Montebello della Battaglia – Organizzare l’identità carismatica
Seconda giornata del convegno che vede riuniti a Montebello della Battaglia direttori e operatori delle case di carità orionine.
Quali sono le sfide che oggi affrontano queste opere, nate da un carisma come quello di Don Orione?
Ha provato a rispondere alla domanda Padre Carmine Arice, superiore generale della Piccola Casa della Divina Provvidenza, la congregazione fondata da san Giuseppe Benedetto Cottolengo.
Questi due grandi santi sociali hanno camminato entrambi sulla strada del servizio ai poveri, agli ultimi e ora le opere nate dai loro carismai rischiano di essere sopraffatte da logiche di gestione più che da spinte profetiche. “Il carisma non è un pezzo da museo” dice Papa Francesco, perché non vive nei muri e nelle strutture, ma nelle persone che agiscono con grande consapevolezza del senso del loro agire. Affinchè le opere conservino questa identità profetica, di annuncio di un Amore più grande, è necessario che chi vi opera non si senta più solo un collaboratore, ma un corresponsabile della trasmissione del carisma.
“Cosa farebbe don Orione oggi?”: è questa la domanda di senso che deve guidare le azioni quotidiane dell’infermiere, dell’operatore sanitario, del medico, del sacerdote, della segretaria, del contabile, di tutti coloro che con il loro contributo rendono vivo il carisma.
Don Davide Milani, prevosto di Lecco, già responsabile della comunicazione dell’Arcidiocesi di Milano, ha presentato la comunicazione come strumento per rendere vivo il carisma, per annunciare il vangelo attraverso il carisma.
La comunicazione, usando un immagine del Vangelo di Matteo, è come una città posta su un monte: quando è notte, con le sue luci indica la direzione, orienta il percorso.
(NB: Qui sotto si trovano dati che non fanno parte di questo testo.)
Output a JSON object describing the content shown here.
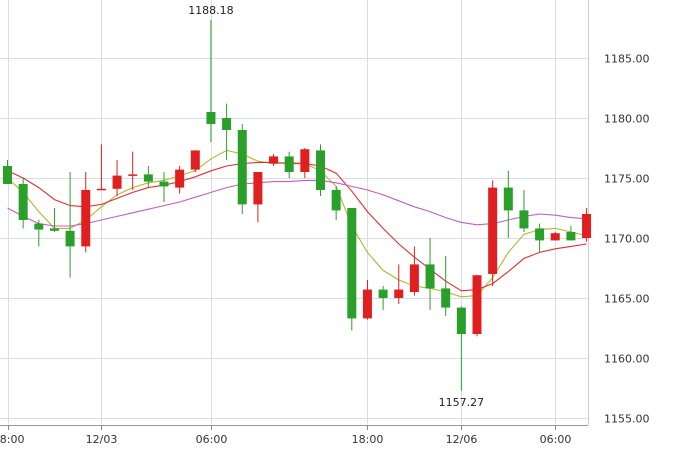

Come il sale, la comunicazione dà sapore, ovvero, se abbiamo chiara la nostra identità ci permette di trasmettere i nostri valori. Solo così, dice il Vangelo di Matteo, “vedranno le vostre opere buone e renderanno gloria al Padre”.
Dopo gli spunti della mattinata, i partecipanti si sono confrontati in quattro workshop, per tradurre in comportamenti e buone prassi gli stimoli ricevuti.